The journeys of the Count of Falkenstein

Pompeo Batoni: Joseph II and his brother Leopold, Grand Duke of Tuscany, in Rome, oil painting, 1769

Whenever Joseph II travelled, exchanging the throne for the carriage, he used the alias of the Count of Falkenstein, in order to avoid the elaborate ceremony with which he would otherwise have been treated. His assumed name was also widely associated across Europe with the defence of reason and rationalism.

Pompeo Batoni: Joseph II and his brother Leopold, Grand Duke of Tuscany, in Rome, oil painting, 1769

The title of Count von Falkenstein was part of the Franz Stephan’s Lotharingian legacy. A small county located in the present-day Federal State of Rhineland-Palatinate, it was the only territory of the former emperor’s ancestral domains to remain under his rule following the cession of Lorraine to France in 1737. Joseph II chose this unimposing title when he wished to spare himself a time-consuming and costly official journey as emperor. Although everyone knew the real identity of the august personage concealed behind this pseudonym, it allowed Joseph more freedom of movement.

Joseph did an astonishing amount of travelling, spending more than a third of his reign on the road. This was not least motivated by his desire to get away from his mother. A ruler travelling around in his dominions to see them at first hand was a novel phenomenon. These were not court journeys or trips taken for his own personal pleasure but inspection tours which were followed by immediate measures to redress the shortcomings he had discovered. 
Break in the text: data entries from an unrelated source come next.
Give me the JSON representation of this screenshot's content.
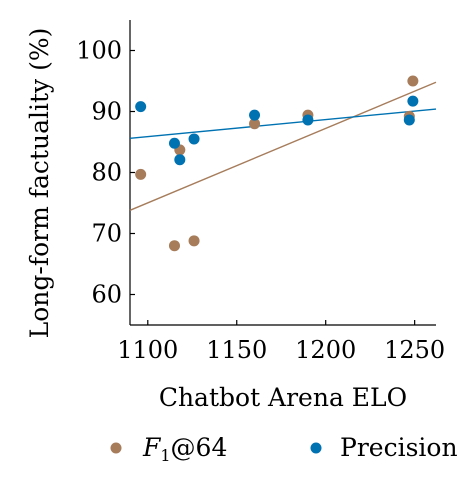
{
  "chart_data": {
    "type": "scatter",
    "xlabel": "Chatbot Arena ELO",
    "ylabel": "Long-form factuality (%)",
    "xlim": [
      1090,
      1262
    ],
    "ylim": [
      55,
      105
    ],
    "xticks": [
      1100,
      1150,
      1200,
      1250
    ],
    "yticks": [
      60,
      70,
      80,
      90,
      100
    ],
    "grid": false,
    "legend_position": "bottom",
    "series": [
      {
        "name": "F1@64",
        "legend_main": "F",
        "legend_sub": "1",
        "legend_suffix": "@64",
        "color": "#a67c5b",
        "points": [
          {
            "x": 1096,
            "y": 79.7
          },
          {
            "x": 1115,
            "y": 68.0
          },
          {
            "x": 1118,
            "y": 83.7
          },
          {
            "x": 1126,
            "y": 68.8
          },
          {
            "x": 1160,
            "y": 88.0
          },
          {
            "x": 1190,
            "y": 89.4
          },
          {
            "x": 1247,
            "y": 89.2
          },
          {
            "x": 1249,
            "y": 95.0
          }
        ],
        "trend": {
          "x1": 1090,
          "y1": 73.8,
          "x2": 1262,
          "y2": 94.8
        }
      },
      {
        "name": "Precision",
        "color": "#0072b2",
        "points": [
          {
            "x": 1096,
            "y": 90.8
          },
          {
            "x": 1115,
            "y": 84.8
          },
          {
            "x": 1118,
            "y": 82.1
          },
          {
            "x": 1126,
            "y": 85.5
          },
          {
            "x": 1160,
            "y": 89.4
          },
          {
            "x": 1190,
            "y": 88.6
          },
          {
            "x": 1247,
            "y": 88.6
          },
          {
            "x": 1249,
            "y": 91.7
          }
        ],
        "trend": {
          "x1": 1090,
          "y1": 85.6,
          "x2": 1262,
          "y2": 90.4
        }
      }
    ]
  }
}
His first journey in 1766 took him to Hungary and the borders of the Ottoman Empire. Never before had a Habsburg come to take a personal look at these remote corners of the Empire.

In 1769 Joseph travelled to Italy, arriving in Rome just as the papal enclave was meeting to elect a new head of the Catholic Church. Here too he did something entirely unprecedented: although it was forbidden to laymen, he entered the conclave together with his brother Leopold and made it perfectly clear which candidate had his backing. This was Cardinal Ganganelli, an opponent of the Jesuits, who was then duly elected pope as Clement XIV.

In the same year he also travelled across Silesia, the province that Maria Theresa had been forced to cede to Prussia, a loss that she had never truly come to terms with. Here he met Frederick the Great, his mother’s arch-enemy. To his mother’s horror, Joseph had admired the brilliant military commander since his youth, seeing in him the very model of a military ruler. He followed the Prussian king’s example by always appearing in uniform, with the result that this form of dress became accepted at court, thus strengthening the military element in court society.

After further visits to various parts of the Empire (Hungary, Moravia and Bohemia in 1770; Transylvania and Galicia in 1773) in 1777 he embarked on a journey to France which culminated in a sojourn in Paris and caused a sensation across Europe.

This journey was akin to an image enhancement campaign: in keeping with the spirit of the age, Joseph acted as a modern, enlightened monarch, staying at simple inns and travelling with a small retinue. He thus presented himself as a positive counterpart to Louis XVI and the Versailles court with its extravagance and decadence. The Habsburg monarch was adept at flattering the French, lavishing praise upon the intellectual life of Paris. He also made his mark as an innovative ruler by visiting manufactories, hospitals and cultural institutions rather than attending courtly festivities. 

On the way back to Vienna he stopped off in Switzerland, where it was generally expected that he would meet Voltaire,  an encounter that would have represented the apogee of Joseph’s cultivation of his own image as the ‘Emperor of Reason’. Voltaire, who was living in exile near Geneva, was the leading representative of the Enlightenment and notorious for his mordant criticism of Church and society. Despite these high expectations, the meeting did not take place. At the last minute the emperor gave the order to resume the journey, giving as his reason that he preferred writers who were also Christians.

Another journey that had consequences for European history took the emperor to Russia in 1787, where he met the tsarina Catherine II in the Crimea. Here mutual agreement was reached between the two empires that they would act in concert to oppose the Ottoman Empire, an alliance that would subsequently lead to the final war against the Turks.